To install, choose one of the following options depending on your environment:

- `npm install --save simsimd`
- `yarn add simsimd`
- `pnpm add simsimd`
- `bun install simsimd`

The package is distributed with prebuilt binaries for Node.js v10 and above for Linux (x86_64, arm64), macOS (x86_64, arm64), and Windows (i386, x86_64).
If your platform is not supported, you can build the package from the source via `npm run build`.
This will automatically happen unless you install the package with the `--ignore-scripts` flag or use Bun.
After you install it, you will be able to call the SimSIMD functions on various `TypedArray` variants:

```js
const { sqeuclidean, cosine, inner, hamming, jaccard } = require('simsimd');

const vectorA = new Float32Array([1.0, 2.0, 3.0]);
const vectorB = new Float32Array([4.0, 5.0, 6.0]);

const distance = sqeuclidean(vectorA, vectorB);
console.log('Squared Euclidean Distance:', distance);
```

## Using SimSIMD in C

For integration within a CMake-based project, add the following segment to your `CMakeLists.txt`:

```cmake
FetchContent_Declare(
    simsimd
    GIT_REPOSITORY https://github.com/ashvardanian/simsimd.git
    GIT_SHALLOW TRUE
)
FetchContent_MakeAvailable(simsimd)
```

If you aim to utilize the `_Float16` functionality with SimSIMD, ensure your development environment is compatible with C 11.
For other SimSIMD functionalities, C 99 compatibility will suffice.
A minimal usage example would be:

```c
#include <simsimd/simsimd.h>

int main() {
    simsimd_f32_t vector_a[1536];
    simsimd_f32_t vector_b[1536];
    simsimd_f32_t distance = simsimd_cos_f32_skylake(vector_a, vector_b, 1536);
    return 0;
}
```

All of the function names follow the same pattern: `simsimd_{metric}_{type}_{backend}`.

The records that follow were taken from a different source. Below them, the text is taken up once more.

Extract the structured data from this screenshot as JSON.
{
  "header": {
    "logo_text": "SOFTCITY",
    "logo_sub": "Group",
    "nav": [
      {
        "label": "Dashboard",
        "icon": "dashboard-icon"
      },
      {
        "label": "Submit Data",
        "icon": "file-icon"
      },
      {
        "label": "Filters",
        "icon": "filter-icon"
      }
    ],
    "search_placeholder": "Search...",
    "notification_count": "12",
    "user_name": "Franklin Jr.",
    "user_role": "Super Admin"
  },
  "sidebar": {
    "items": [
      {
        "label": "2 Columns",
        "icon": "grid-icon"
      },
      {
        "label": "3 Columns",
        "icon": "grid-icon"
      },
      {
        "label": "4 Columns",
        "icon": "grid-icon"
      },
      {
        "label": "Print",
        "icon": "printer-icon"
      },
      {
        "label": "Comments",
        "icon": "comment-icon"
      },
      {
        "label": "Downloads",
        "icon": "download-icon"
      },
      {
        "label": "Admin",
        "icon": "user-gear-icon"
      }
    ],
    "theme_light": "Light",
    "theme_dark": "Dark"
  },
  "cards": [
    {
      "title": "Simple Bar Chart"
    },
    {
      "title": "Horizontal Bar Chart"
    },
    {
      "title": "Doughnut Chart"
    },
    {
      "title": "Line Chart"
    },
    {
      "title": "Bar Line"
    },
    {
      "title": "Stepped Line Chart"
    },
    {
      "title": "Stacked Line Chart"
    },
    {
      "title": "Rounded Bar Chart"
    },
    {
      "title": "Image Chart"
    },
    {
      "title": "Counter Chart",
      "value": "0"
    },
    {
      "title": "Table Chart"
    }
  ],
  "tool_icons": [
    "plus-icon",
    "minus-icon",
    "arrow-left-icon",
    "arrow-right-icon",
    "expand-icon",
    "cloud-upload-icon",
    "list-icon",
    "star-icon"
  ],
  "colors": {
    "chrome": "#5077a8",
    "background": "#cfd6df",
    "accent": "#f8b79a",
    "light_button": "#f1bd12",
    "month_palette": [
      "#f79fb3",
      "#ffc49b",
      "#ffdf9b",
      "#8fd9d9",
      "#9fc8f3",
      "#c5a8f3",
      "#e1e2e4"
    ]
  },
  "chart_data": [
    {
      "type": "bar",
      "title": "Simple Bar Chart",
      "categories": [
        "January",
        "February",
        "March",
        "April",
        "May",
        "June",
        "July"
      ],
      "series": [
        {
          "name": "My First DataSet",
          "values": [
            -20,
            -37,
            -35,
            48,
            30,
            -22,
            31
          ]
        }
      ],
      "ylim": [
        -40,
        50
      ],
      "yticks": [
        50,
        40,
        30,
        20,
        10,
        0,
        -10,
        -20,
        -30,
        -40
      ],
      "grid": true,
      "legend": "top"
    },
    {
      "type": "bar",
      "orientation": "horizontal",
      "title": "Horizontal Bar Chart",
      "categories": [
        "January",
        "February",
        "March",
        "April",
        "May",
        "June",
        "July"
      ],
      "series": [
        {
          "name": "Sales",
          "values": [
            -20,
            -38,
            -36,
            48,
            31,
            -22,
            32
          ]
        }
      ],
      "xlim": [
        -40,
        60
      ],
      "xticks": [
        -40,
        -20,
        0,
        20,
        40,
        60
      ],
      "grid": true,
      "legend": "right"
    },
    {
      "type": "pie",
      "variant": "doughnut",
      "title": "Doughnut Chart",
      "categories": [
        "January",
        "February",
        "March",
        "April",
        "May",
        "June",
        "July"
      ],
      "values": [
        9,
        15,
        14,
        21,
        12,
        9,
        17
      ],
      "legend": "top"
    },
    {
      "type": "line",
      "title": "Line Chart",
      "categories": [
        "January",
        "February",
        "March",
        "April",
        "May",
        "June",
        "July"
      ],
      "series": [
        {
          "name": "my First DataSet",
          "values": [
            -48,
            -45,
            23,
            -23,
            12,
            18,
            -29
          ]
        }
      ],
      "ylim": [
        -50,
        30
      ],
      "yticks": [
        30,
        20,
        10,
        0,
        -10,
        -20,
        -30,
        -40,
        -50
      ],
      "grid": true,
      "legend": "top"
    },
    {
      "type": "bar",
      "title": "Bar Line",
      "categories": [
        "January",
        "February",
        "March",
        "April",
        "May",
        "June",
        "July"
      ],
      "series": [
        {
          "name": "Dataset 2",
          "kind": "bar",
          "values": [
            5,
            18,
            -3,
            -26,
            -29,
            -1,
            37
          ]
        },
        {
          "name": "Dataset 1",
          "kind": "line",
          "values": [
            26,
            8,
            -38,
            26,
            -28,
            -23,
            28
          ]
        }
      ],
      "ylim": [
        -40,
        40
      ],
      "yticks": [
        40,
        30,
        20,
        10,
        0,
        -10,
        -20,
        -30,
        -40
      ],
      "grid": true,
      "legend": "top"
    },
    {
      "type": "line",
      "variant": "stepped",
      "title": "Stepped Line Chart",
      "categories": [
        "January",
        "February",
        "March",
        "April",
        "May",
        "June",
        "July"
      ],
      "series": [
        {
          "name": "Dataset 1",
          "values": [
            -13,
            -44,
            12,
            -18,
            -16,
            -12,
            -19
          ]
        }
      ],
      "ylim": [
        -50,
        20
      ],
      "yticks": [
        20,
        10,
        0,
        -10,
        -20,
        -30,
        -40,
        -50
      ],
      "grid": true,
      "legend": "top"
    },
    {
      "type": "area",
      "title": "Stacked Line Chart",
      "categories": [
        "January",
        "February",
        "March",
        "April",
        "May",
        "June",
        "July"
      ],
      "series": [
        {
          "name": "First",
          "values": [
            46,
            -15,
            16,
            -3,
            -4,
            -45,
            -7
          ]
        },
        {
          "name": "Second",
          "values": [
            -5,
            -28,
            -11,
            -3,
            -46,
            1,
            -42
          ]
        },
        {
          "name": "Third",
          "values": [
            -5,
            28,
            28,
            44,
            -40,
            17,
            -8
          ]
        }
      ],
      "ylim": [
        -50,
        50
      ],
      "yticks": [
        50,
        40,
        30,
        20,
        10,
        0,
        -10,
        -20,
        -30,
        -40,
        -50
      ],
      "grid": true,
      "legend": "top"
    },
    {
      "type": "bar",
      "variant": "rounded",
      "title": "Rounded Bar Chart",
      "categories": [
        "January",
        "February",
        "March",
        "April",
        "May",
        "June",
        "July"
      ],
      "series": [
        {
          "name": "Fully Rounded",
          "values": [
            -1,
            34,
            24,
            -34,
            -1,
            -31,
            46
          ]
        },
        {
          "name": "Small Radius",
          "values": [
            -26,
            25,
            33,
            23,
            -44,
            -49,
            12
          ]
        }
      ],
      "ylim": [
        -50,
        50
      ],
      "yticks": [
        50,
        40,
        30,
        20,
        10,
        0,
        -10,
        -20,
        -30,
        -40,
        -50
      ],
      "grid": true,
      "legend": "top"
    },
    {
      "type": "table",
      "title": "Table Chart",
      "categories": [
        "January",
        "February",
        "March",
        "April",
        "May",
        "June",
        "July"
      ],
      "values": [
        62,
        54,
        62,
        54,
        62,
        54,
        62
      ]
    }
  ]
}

- The backend can be `avx512`, `avx2`, `neon`, or `sve`.
- The type can be `f64`, `f32`, `f16`, `i8`, or `b8`.
- The metric can be `cos`, `ip`, `l2sq`, `hamming`, `jaccard`, `kl`, or `js`.

To avoid hard-coding the backend, you can use the `simsimd_metric_punned_t` to pun the function pointer and the `simsimd_capabilities` function to get the available backends at runtime.